Formal Proof of (A→¬A)→¬A in a Hilbert System

At time stamp 31:56: that is not Modus Tollens, it's contraposition. Modus Tollens is: ~B (A-> B) -> ~A.

Your system is also used in Metamath's pmproofs collection, and it contains a 49-step condensed detachment proof of the same theorem. They call it *2.01. And they don't cheat by using the deduction theorem. :P

At 40:20: it's "syllogism" not "sylloligism".

interesting Elliot I didn't know you did logic videos too :) this is nice! I love your channel keep uploading.

Why not just assume ~~A in order to derive ~(A->~A)?
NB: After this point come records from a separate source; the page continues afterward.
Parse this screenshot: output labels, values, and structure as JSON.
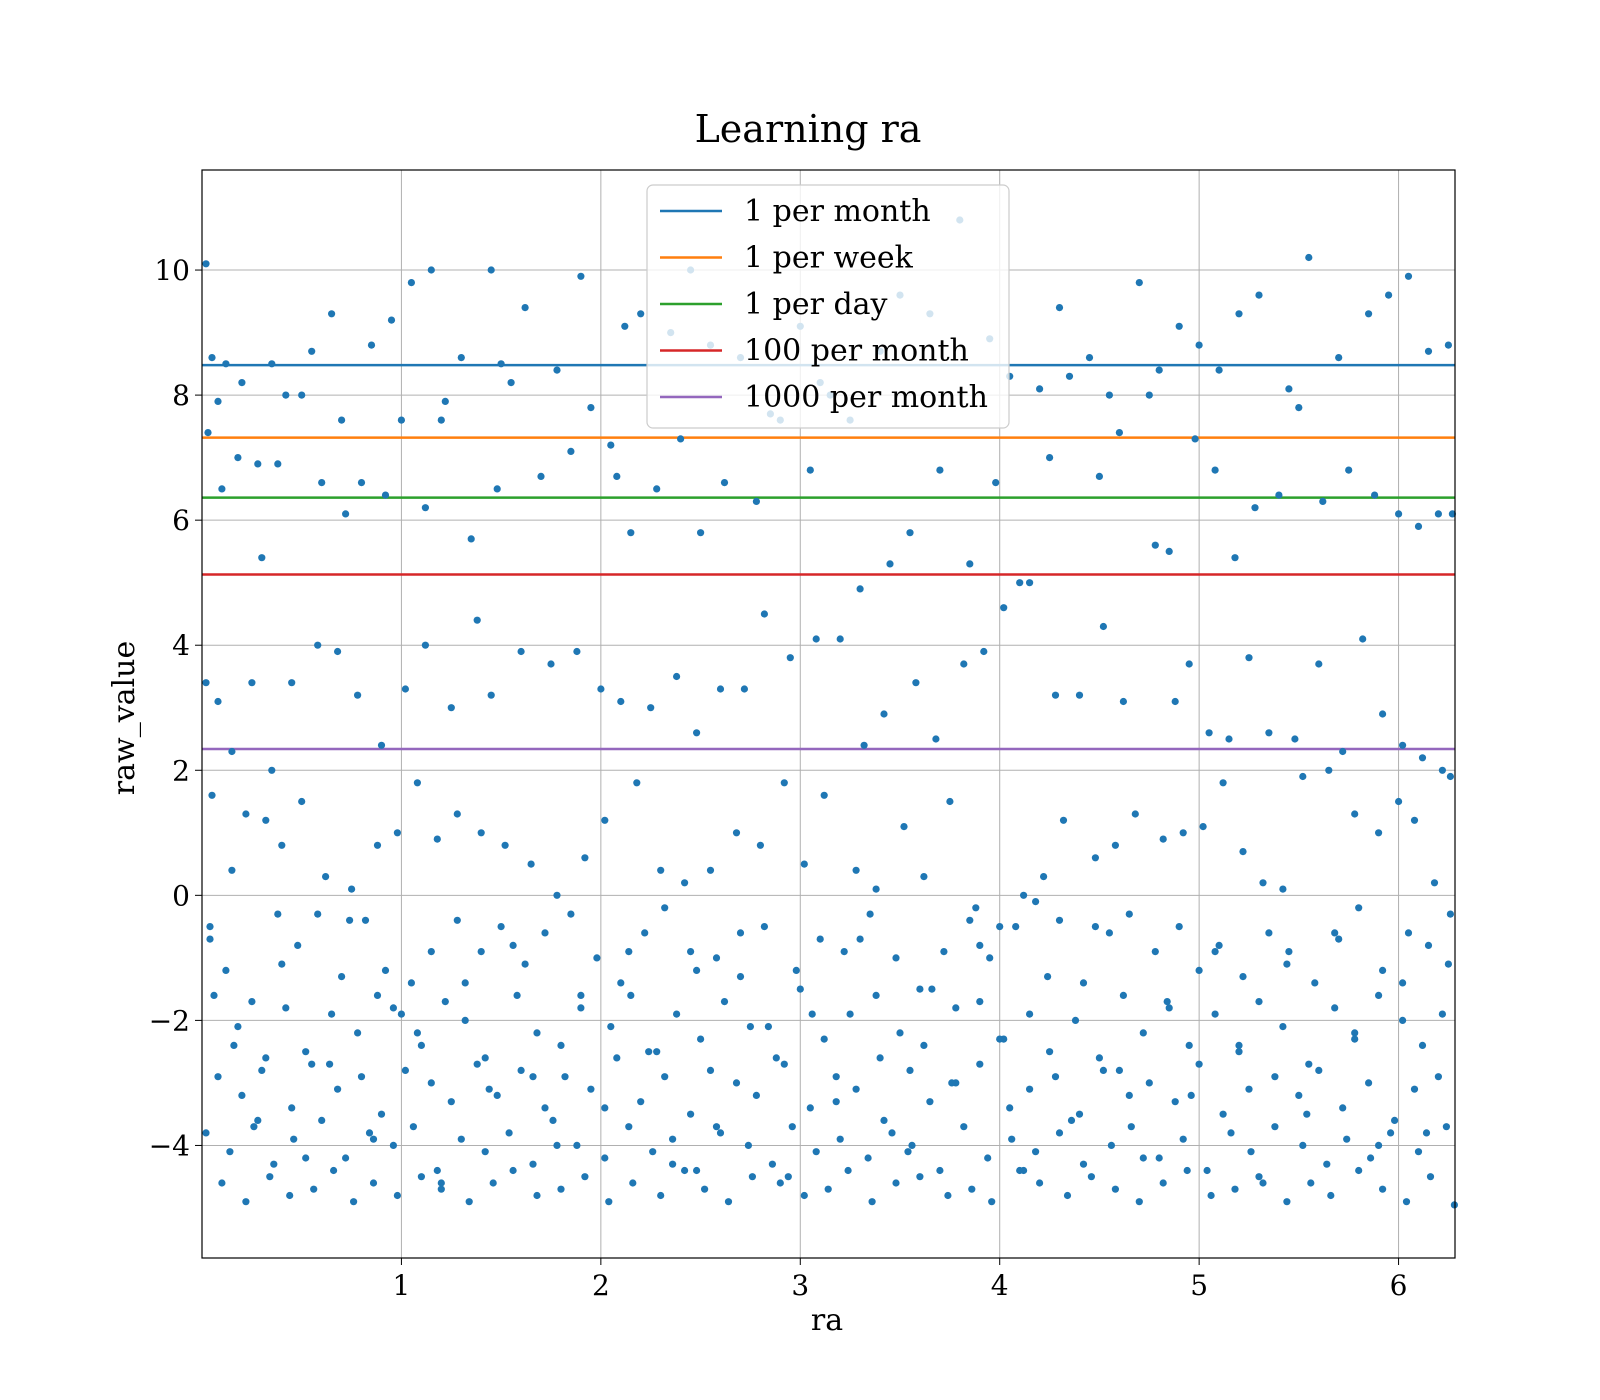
{
  "chart_data": {
    "type": "scatter",
    "title": "Learning ra",
    "xlabel": "ra",
    "ylabel": "raw_value",
    "xlim": [
      0,
      6.283
    ],
    "ylim": [
      -5.8,
      11.6
    ],
    "xticks": [
      1,
      2,
      3,
      4,
      5,
      6
    ],
    "xtick_labels": [
      "1",
      "2",
      "3",
      "4",
      "5",
      "6"
    ],
    "yticks": [
      -4,
      -2,
      0,
      2,
      4,
      6,
      8,
      10
    ],
    "ytick_labels": [
      "−4",
      "−2",
      "0",
      "2",
      "4",
      "6",
      "8",
      "10"
    ],
    "grid": true,
    "legend_position": "upper-center",
    "scatter_color": "#1f77b4",
    "reference_lines": [
      {
        "name": "1 per month",
        "y": 8.48,
        "color": "#1f77b4"
      },
      {
        "name": "1 per week",
        "y": 7.32,
        "color": "#ff7f0e"
      },
      {
        "name": "1 per day",
        "y": 6.36,
        "color": "#2ca02c"
      },
      {
        "name": "100 per month",
        "y": 5.13,
        "color": "#d62728"
      },
      {
        "name": "1000 per month",
        "y": 2.34,
        "color": "#9467bd"
      }
    ],
    "points": {
      "x": [
        0.02,
        0.05,
        0.08,
        0.12,
        0.2,
        0.28,
        0.35,
        0.42,
        0.55,
        0.65,
        0.7,
        0.85,
        0.95,
        1.05,
        1.15,
        1.2,
        1.3,
        1.45,
        1.5,
        1.62,
        1.78,
        1.9,
        2.05,
        2.12,
        2.2,
        2.35,
        2.45,
        2.55,
        2.7,
        2.85,
        3.0,
        3.1,
        3.25,
        3.4,
        3.5,
        3.65,
        3.8,
        3.95,
        4.05,
        4.2,
        4.3,
        4.45,
        4.55,
        4.7,
        4.8,
        4.9,
        5.0,
        5.1,
        5.2,
        5.3,
        5.45,
        5.55,
        5.7,
        5.85,
        5.95,
        6.05,
        6.15,
        6.25,
        0.03,
        0.1,
        0.18,
        0.3,
        0.38,
        0.5,
        0.6,
        0.72,
        0.8,
        0.92,
        1.0,
        1.12,
        1.22,
        1.35,
        1.48,
        1.55,
        1.7,
        1.85,
        1.95,
        2.08,
        2.15,
        2.28,
        2.4,
        2.5,
        2.62,
        2.78,
        2.9,
        3.05,
        3.15,
        3.3,
        3.45,
        3.55,
        3.7,
        3.85,
        3.98,
        4.1,
        4.25,
        4.35,
        4.5,
        4.6,
        4.75,
        4.85,
        4.98,
        5.08,
        5.18,
        5.28,
        5.4,
        5.5,
        5.62,
        5.75,
        5.88,
        6.0,
        6.1,
        6.2,
        6.27,
        0.02,
        0.08,
        0.15,
        0.25,
        0.35,
        0.45,
        0.58,
        0.68,
        0.78,
        0.9,
        1.02,
        1.12,
        1.25,
        1.38,
        1.45,
        1.6,
        1.75,
        1.88,
        2.0,
        2.1,
        2.25,
        2.38,
        2.48,
        2.6,
        2.72,
        2.82,
        2.95,
        3.08,
        3.2,
        3.32,
        3.42,
        3.58,
        3.68,
        3.82,
        3.92,
        4.02,
        4.15,
        4.28,
        4.4,
        4.52,
        4.62,
        4.78,
        4.88,
        4.95,
        5.05,
        5.15,
        5.25,
        5.35,
        5.48,
        5.6,
        5.72,
        5.82,
        5.92,
        6.02,
        6.12,
        6.22,
        0.05,
        0.15,
        0.22,
        0.32,
        0.4,
        0.5,
        0.62,
        0.75,
        0.88,
        0.98,
        1.08,
        1.18,
        1.28,
        1.4,
        1.52,
        1.65,
        1.78,
        1.92,
        2.02,
        2.18,
        2.3,
        2.42,
        2.55,
        2.68,
        2.8,
        2.92,
        3.02,
        3.12,
        3.28,
        3.38,
        3.52,
        3.62,
        3.75,
        3.88,
        4.0,
        4.12,
        4.22,
        4.32,
        4.48,
        4.58,
        4.68,
        4.82,
        4.92,
        5.02,
        5.12,
        5.22,
        5.32,
        5.42,
        5.52,
        5.65,
        5.78,
        5.9,
        6.0,
        6.08,
        6.18,
        6.26,
        0.04,
        0.12,
        0.25,
        0.38,
        0.48,
        0.58,
        0.7,
        0.82,
        0.92,
        1.05,
        1.15,
        1.28,
        1.4,
        1.5,
        1.62,
        1.72,
        1.85,
        1.98,
        2.1,
        2.22,
        2.32,
        2.45,
        2.58,
        2.7,
        2.82,
        2.98,
        3.1,
        3.22,
        3.35,
        3.48,
        3.6,
        3.72,
        3.85,
        3.95,
        4.08,
        4.18,
        4.3,
        4.42,
        4.55,
        4.65,
        4.78,
        4.9,
        5.0,
        5.1,
        5.22,
        5.35,
        5.45,
        5.58,
        5.7,
        5.8,
        5.92,
        6.05,
        6.15,
        6.25,
        0.06,
        0.18,
        0.3,
        0.42,
        0.52,
        0.65,
        0.78,
        0.88,
        1.0,
        1.1,
        1.22,
        1.32,
        1.42,
        1.58,
        1.68,
        1.8,
        1.9,
        2.05,
        2.15,
        2.28,
        2.38,
        2.5,
        2.62,
        2.75,
        2.88,
        3.0,
        3.12,
        3.25,
        3.38,
        3.5,
        3.62,
        3.78,
        3.9,
        4.02,
        4.15,
        4.25,
        4.38,
        4.5,
        4.62,
        4.72,
        4.85,
        4.95,
        5.08,
        5.2,
        5.3,
        5.42,
        5.55,
        5.68,
        5.78,
        5.9,
        6.02,
        6.12,
        6.22,
        0.08,
        0.2,
        0.32,
        0.45,
        0.55,
        0.68,
        0.8,
        0.9,
        1.02,
        1.15,
        1.25,
        1.38,
        1.48,
        1.6,
        1.72,
        1.82,
        1.95,
        2.08,
        2.2,
        2.32,
        2.45,
        2.55,
        2.68,
        2.78,
        2.92,
        3.05,
        3.18,
        3.28,
        3.42,
        3.55,
        3.65,
        3.78,
        3.9,
        4.05,
        4.15,
        4.28,
        4.4,
        4.52,
        4.65,
        4.75,
        4.88,
        5.0,
        5.12,
        5.25,
        5.38,
        5.5,
        5.6,
        5.72,
        5.85,
        5.98,
        6.08,
        6.2,
        0.02,
        0.14,
        0.26,
        0.36,
        0.46,
        0.6,
        0.72,
        0.84,
        0.96,
        1.06,
        1.18,
        1.3,
        1.42,
        1.54,
        1.66,
        1.76,
        1.88,
        2.02,
        2.14,
        2.26,
        2.36,
        2.48,
        2.6,
        2.74,
        2.86,
        2.96,
        3.08,
        3.2,
        3.34,
        3.46,
        3.56,
        3.7,
        3.82,
        3.94,
        4.06,
        4.18,
        4.3,
        4.42,
        4.56,
        4.66,
        4.8,
        4.92,
        5.04,
        5.16,
        5.26,
        5.38,
        5.52,
        5.64,
        5.74,
        5.86,
        5.96,
        6.1,
        6.24,
        0.1,
        0.22,
        0.34,
        0.44,
        0.56,
        0.66,
        0.76,
        0.86,
        0.98,
        1.1,
        1.2,
        1.34,
        1.46,
        1.56,
        1.68,
        1.8,
        1.92,
        2.04,
        2.16,
        2.3,
        2.42,
        2.52,
        2.64,
        2.76,
        2.9,
        3.02,
        3.14,
        3.24,
        3.36,
        3.48,
        3.6,
        3.74,
        3.86,
        3.96,
        4.1,
        4.2,
        4.34,
        4.46,
        4.58,
        4.7,
        4.82,
        4.94,
        5.06,
        5.18,
        5.3,
        5.44,
        5.56,
        5.66,
        5.8,
        5.92,
        6.04,
        6.16,
        6.28,
        0.04,
        0.16,
        0.28,
        0.4,
        0.52,
        0.64,
        0.74,
        0.86,
        0.96,
        1.08,
        1.2,
        1.32,
        1.44,
        1.56,
        1.66,
        1.78,
        1.9,
        2.02,
        2.14,
        2.24,
        2.36,
        2.48,
        2.58,
        2.7,
        2.84,
        2.94,
        3.06,
        3.18,
        3.3,
        3.4,
        3.54,
        3.66,
        3.76,
        3.9,
        4.0,
        4.12,
        4.24,
        4.36,
        4.48,
        4.6,
        4.72,
        4.84,
        4.96,
        5.08,
        5.2,
        5.32,
        5.44,
        5.54,
        5.68,
        5.78,
        5.9,
        6.02,
        6.14,
        6.26
      ],
      "y": [
        10.1,
        8.6,
        7.9,
        8.5,
        8.2,
        6.9,
        8.5,
        8.0,
        8.7,
        9.3,
        7.6,
        8.8,
        9.2,
        9.8,
        10.0,
        7.6,
        8.6,
        10.0,
        8.5,
        9.4,
        8.4,
        9.9,
        7.2,
        9.1,
        9.3,
        9.0,
        10.0,
        8.8,
        8.6,
        7.7,
        9.1,
        8.2,
        7.6,
        8.7,
        9.6,
        9.3,
        10.8,
        8.9,
        8.3,
        8.1,
        9.4,
        8.6,
        8.0,
        9.8,
        8.4,
        9.1,
        8.8,
        8.4,
        9.3,
        9.6,
        8.1,
        10.2,
        8.6,
        9.3,
        9.6,
        9.9,
        8.7,
        8.8,
        7.4,
        6.5,
        7.0,
        5.4,
        6.9,
        8.0,
        6.6,
        6.1,
        6.6,
        6.4,
        7.6,
        6.2,
        7.9,
        5.7,
        6.5,
        8.2,
        6.7,
        7.1,
        7.8,
        6.7,
        5.8,
        6.5,
        7.3,
        5.8,
        6.6,
        6.3,
        7.6,
        6.8,
        8.0,
        4.9,
        5.3,
        5.8,
        6.8,
        5.3,
        6.6,
        5.0,
        7.0,
        8.3,
        6.7,
        7.4,
        8.0,
        5.5,
        7.3,
        6.8,
        5.4,
        6.2,
        6.4,
        7.8,
        6.3,
        6.8,
        6.4,
        6.1,
        5.9,
        6.1,
        6.1,
        3.4,
        3.1,
        2.3,
        3.4,
        2.0,
        3.4,
        4.0,
        3.9,
        3.2,
        2.4,
        3.3,
        4.0,
        3.0,
        4.4,
        3.2,
        3.9,
        3.7,
        3.9,
        3.3,
        3.1,
        3.0,
        3.5,
        2.6,
        3.3,
        3.3,
        4.5,
        3.8,
        4.1,
        4.1,
        2.4,
        2.9,
        3.4,
        2.5,
        3.7,
        3.9,
        4.6,
        5.0,
        3.2,
        3.2,
        4.3,
        3.1,
        5.6,
        3.1,
        3.7,
        2.6,
        2.5,
        3.8,
        2.6,
        2.5,
        3.7,
        2.3,
        4.1,
        2.9,
        2.4,
        2.2,
        2.0,
        1.6,
        0.4,
        1.3,
        1.2,
        0.8,
        1.5,
        0.3,
        0.1,
        0.8,
        1.0,
        1.8,
        0.9,
        1.3,
        1.0,
        0.8,
        0.5,
        0.0,
        0.6,
        1.2,
        1.8,
        0.4,
        0.2,
        0.4,
        1.0,
        0.8,
        1.8,
        0.5,
        1.6,
        0.4,
        0.1,
        1.1,
        0.3,
        1.5,
        -0.2,
        -0.5,
        0.0,
        0.3,
        1.2,
        0.6,
        0.8,
        1.3,
        0.9,
        1.0,
        1.1,
        1.8,
        0.7,
        0.2,
        0.1,
        1.9,
        2.0,
        1.3,
        1.0,
        1.5,
        1.2,
        0.2,
        1.9,
        -0.5,
        -1.2,
        -1.7,
        -0.3,
        -0.8,
        -0.3,
        -1.3,
        -0.4,
        -1.2,
        -1.4,
        -0.9,
        -0.4,
        -0.9,
        -0.5,
        -1.1,
        -0.6,
        -0.3,
        -1.0,
        -1.4,
        -0.6,
        -0.2,
        -0.9,
        -1.0,
        -1.3,
        -0.5,
        -1.2,
        -0.7,
        -0.9,
        -0.3,
        -1.0,
        -1.5,
        -0.9,
        -0.4,
        -1.0,
        -0.5,
        -0.1,
        -0.4,
        -1.4,
        -0.6,
        -0.3,
        -0.9,
        -0.5,
        -1.2,
        -0.8,
        -1.3,
        -0.6,
        -0.9,
        -1.4,
        -0.7,
        -0.2,
        -1.2,
        -0.6,
        -0.8,
        -1.1,
        -1.6,
        -2.1,
        -2.8,
        -1.8,
        -2.5,
        -1.9,
        -2.2,
        -1.6,
        -1.9,
        -2.4,
        -1.7,
        -2.0,
        -2.6,
        -1.6,
        -2.2,
        -2.4,
        -1.8,
        -2.1,
        -1.6,
        -2.5,
        -1.9,
        -2.3,
        -1.7,
        -2.1,
        -2.6,
        -1.5,
        -2.3,
        -1.9,
        -1.6,
        -2.2,
        -2.4,
        -1.8,
        -1.7,
        -2.3,
        -1.9,
        -2.5,
        -2.0,
        -2.6,
        -1.6,
        -2.2,
        -1.8,
        -2.4,
        -1.9,
        -2.5,
        -1.7,
        -2.1,
        -2.7,
        -1.8,
        -2.3,
        -1.6,
        -2.0,
        -2.4,
        -1.9,
        -2.9,
        -3.2,
        -2.6,
        -3.4,
        -2.7,
        -3.1,
        -2.9,
        -3.5,
        -2.8,
        -3.0,
        -3.3,
        -2.7,
        -3.2,
        -2.8,
        -3.4,
        -2.9,
        -3.1,
        -2.6,
        -3.3,
        -2.9,
        -3.5,
        -2.8,
        -3.0,
        -3.2,
        -2.7,
        -3.4,
        -2.9,
        -3.1,
        -3.6,
        -2.8,
        -3.3,
        -3.0,
        -2.7,
        -3.4,
        -3.1,
        -2.9,
        -3.5,
        -2.8,
        -3.2,
        -3.0,
        -3.3,
        -2.7,
        -3.5,
        -3.1,
        -2.9,
        -3.2,
        -2.8,
        -3.4,
        -3.0,
        -3.6,
        -3.1,
        -2.9,
        -3.8,
        -4.1,
        -3.7,
        -4.3,
        -3.9,
        -3.6,
        -4.2,
        -3.8,
        -4.0,
        -3.7,
        -4.4,
        -3.9,
        -4.1,
        -3.8,
        -4.3,
        -3.6,
        -4.0,
        -4.2,
        -3.7,
        -4.1,
        -3.9,
        -4.4,
        -3.8,
        -4.0,
        -4.3,
        -3.7,
        -4.1,
        -3.9,
        -4.2,
        -3.8,
        -4.0,
        -4.4,
        -3.7,
        -4.2,
        -3.9,
        -4.1,
        -3.8,
        -4.3,
        -4.0,
        -3.7,
        -4.2,
        -3.9,
        -4.4,
        -3.8,
        -4.1,
        -3.7,
        -4.0,
        -4.3,
        -3.9,
        -4.2,
        -3.8,
        -4.1,
        -3.7,
        -4.6,
        -4.9,
        -4.5,
        -4.8,
        -4.7,
        -4.4,
        -4.9,
        -4.6,
        -4.8,
        -4.5,
        -4.7,
        -4.9,
        -4.6,
        -4.4,
        -4.8,
        -4.7,
        -4.5,
        -4.9,
        -4.6,
        -4.8,
        -4.4,
        -4.7,
        -4.9,
        -4.5,
        -4.6,
        -4.8,
        -4.7,
        -4.4,
        -4.9,
        -4.6,
        -4.5,
        -4.8,
        -4.7,
        -4.9,
        -4.4,
        -4.6,
        -4.8,
        -4.5,
        -4.7,
        -4.9,
        -4.6,
        -4.4,
        -4.8,
        -4.7,
        -4.5,
        -4.9,
        -4.6,
        -4.8,
        -4.4,
        -4.7,
        -4.9,
        -4.5,
        -4.95,
        -0.7,
        -2.4,
        -3.6,
        -1.1,
        -4.2,
        -2.7,
        -0.4,
        -3.9,
        -1.8,
        -2.2,
        -4.6,
        -1.4,
        -3.1,
        -0.8,
        -2.9,
        -4.0,
        -1.6,
        -3.4,
        -0.9,
        -2.5,
        -4.3,
        -1.2,
        -3.7,
        -0.6,
        -2.1,
        -4.5,
        -1.9,
        -3.3,
        -0.7,
        -2.6,
        -4.1,
        -1.5,
        -3.0,
        -0.8,
        -2.3,
        -4.4,
        -1.3,
        -3.6,
        -0.5,
        -2.8,
        -4.2,
        -1.7,
        -3.2,
        -0.9,
        -2.4,
        -4.6,
        -1.1,
        -3.5,
        -0.6,
        -2.2,
        -4.0,
        -1.4,
        -3.8,
        -0.3
      ]
    }
  }
}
U r amazing men, so many topic's ...

Hey love your channel and may I ask a question:
If in set theory, I can create a relation which takes a set of elements which are propositions (like set a is a subset of set b) and map it to a set of elements containing “true” and “false”, then why is it said that set theory itself can’t make truth valuations?
I ask this because somebody told me recently that “set theory cannot make truth valuations” Is this because I cannot do what I say above? Or because truth valuations happen via deductive systems and not by say first order set theory ?

what does the weird double line before the second "a" mean

make a vid on how u learn so much shiet

A small correction. Modus ponens and indeed categorical syllogisms generally were invented by Aristotle, not Socrates.

Like it, I will apply it. We shall see lol